A handwritten sign on the door at In Vino Veritas in Scotts Valley announces the eatery’s closure Wednesday, Oct. 21. Lucjan Szewczyk/Press-Banner

Scotts Valley Italian restaurant In Vino Veritas shut its doors last week without so much as a farewell to Scotts Valley.
On Wednesday, Oct. 21, scraps of paper with the word “Closed” were found taped to the front doors, and a look inside revealed empty tables with maroon napkins still neatly folded and silverware at each setting.
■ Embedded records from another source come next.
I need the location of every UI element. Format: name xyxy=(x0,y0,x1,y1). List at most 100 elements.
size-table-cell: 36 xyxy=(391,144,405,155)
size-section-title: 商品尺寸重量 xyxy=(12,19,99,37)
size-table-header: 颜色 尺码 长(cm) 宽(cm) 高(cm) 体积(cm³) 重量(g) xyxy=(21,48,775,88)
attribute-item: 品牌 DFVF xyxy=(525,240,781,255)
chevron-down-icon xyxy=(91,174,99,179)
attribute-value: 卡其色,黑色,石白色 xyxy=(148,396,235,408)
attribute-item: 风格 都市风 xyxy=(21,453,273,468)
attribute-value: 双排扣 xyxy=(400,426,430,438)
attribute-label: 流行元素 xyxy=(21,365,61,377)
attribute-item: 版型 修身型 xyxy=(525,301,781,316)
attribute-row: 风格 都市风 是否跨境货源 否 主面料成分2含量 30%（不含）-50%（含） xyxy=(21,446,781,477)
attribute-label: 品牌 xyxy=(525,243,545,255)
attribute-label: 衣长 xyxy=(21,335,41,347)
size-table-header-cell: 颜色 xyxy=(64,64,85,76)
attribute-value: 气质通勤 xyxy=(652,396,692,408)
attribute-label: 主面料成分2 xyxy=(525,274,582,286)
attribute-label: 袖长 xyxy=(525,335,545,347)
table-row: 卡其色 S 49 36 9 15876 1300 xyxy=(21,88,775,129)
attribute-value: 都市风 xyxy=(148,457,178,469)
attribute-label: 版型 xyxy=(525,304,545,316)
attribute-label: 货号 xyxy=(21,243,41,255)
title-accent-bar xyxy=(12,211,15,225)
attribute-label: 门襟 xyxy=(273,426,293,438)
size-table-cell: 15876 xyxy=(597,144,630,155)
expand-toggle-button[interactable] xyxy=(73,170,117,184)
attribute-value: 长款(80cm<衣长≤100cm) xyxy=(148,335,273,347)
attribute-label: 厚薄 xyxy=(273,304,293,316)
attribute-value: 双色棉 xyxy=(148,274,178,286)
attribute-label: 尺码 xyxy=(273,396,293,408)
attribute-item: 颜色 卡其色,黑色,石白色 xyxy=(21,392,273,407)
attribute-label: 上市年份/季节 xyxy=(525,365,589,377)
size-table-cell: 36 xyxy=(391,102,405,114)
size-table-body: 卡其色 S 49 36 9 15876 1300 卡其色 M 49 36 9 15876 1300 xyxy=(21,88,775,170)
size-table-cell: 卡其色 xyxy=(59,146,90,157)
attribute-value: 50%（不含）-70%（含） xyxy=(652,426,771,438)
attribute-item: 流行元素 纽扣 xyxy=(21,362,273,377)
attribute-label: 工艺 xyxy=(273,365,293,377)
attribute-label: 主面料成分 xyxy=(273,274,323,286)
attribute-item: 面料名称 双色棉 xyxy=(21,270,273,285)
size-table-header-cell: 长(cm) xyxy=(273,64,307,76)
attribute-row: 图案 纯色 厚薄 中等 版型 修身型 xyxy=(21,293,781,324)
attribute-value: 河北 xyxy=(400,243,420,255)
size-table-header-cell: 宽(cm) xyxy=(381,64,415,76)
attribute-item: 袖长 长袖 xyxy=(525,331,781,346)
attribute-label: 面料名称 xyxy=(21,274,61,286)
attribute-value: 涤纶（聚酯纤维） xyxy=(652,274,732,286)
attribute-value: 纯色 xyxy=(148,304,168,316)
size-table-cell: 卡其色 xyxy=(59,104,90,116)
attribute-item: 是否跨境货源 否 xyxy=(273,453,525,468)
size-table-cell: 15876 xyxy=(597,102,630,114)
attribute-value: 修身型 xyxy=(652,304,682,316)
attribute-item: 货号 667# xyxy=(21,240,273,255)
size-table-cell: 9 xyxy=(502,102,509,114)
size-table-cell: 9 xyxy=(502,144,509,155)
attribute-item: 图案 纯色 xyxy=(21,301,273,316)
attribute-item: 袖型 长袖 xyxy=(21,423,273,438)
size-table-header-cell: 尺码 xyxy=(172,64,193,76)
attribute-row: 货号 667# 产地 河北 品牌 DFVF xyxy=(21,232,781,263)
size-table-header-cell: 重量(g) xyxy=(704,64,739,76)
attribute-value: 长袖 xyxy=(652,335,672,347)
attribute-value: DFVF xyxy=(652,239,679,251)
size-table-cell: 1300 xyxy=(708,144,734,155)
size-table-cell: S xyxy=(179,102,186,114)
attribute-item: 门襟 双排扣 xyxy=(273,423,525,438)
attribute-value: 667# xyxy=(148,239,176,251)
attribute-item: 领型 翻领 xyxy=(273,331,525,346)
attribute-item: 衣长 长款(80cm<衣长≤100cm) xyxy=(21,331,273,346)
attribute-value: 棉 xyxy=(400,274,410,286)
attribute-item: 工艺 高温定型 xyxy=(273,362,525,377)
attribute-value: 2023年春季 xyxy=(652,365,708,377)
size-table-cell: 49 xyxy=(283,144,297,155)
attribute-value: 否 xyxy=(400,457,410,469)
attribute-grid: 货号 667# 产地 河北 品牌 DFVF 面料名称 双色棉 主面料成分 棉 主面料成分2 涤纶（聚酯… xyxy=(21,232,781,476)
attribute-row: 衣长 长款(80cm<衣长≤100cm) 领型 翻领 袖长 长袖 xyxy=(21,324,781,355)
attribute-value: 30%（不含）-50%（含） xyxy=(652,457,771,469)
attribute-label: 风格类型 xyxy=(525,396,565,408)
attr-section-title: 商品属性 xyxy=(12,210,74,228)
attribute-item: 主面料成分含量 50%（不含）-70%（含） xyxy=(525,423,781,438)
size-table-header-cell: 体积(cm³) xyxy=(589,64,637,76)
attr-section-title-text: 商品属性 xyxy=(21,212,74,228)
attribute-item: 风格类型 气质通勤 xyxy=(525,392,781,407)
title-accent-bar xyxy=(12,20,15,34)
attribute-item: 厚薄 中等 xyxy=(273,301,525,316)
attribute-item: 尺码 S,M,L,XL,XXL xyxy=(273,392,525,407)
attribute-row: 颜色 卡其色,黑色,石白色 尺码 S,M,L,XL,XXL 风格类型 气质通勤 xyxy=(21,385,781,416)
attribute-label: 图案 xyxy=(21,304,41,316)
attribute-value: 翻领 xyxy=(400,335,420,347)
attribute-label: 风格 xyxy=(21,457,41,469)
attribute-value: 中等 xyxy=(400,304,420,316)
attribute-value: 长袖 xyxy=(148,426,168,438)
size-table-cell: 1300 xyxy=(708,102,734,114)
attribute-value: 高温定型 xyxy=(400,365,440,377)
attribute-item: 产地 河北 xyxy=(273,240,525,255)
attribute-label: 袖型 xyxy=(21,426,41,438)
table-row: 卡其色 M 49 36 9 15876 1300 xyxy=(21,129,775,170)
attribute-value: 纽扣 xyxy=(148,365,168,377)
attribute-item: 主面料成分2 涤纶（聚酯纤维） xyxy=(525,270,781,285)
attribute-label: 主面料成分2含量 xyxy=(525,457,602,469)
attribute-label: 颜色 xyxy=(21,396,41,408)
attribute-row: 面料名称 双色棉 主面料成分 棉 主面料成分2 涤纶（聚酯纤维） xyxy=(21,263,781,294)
Owner and chef Luca Rubino did not return calls this week.
“I was pretty shocked myself,” said Sharolynn Ullestad, executive director of the Scotts Valley Chamber of Commerce. “In my last conversation with him, we were looking ahead.”
In Vino Veritas was to be one of four featured restaurants at the chamber’s joint mixer with Los Gatos and Campbell on Thursday.
Ullestad tried to reach Rubino, without success.
“It just makes me sad,” she said.
Nathaniel Muñoz was a waiter at the restaurant for a few months before it closed. He and other staff members were in for the lunch shift when Luca told them he was closing the restaurant.
Muñoz said Luca said he had “lost the passion,” and that as a result “the food wouldn’t be the same.”
The restaurant opened in 2006 and was run by Luca Rubino and his sister, Aldina Rubino. The pair had previously opened La Bruschetta in Felton in 2000, before selling it when they opened In Vino Veritas.
The restaurant shares a building in the Kings Village Shopping Center with the Scotts Valley Library and Choi’s Tae Kwon Do. It is not visible from Mt. Hermon Road, the busiest thoroughfare in Scotts Valley.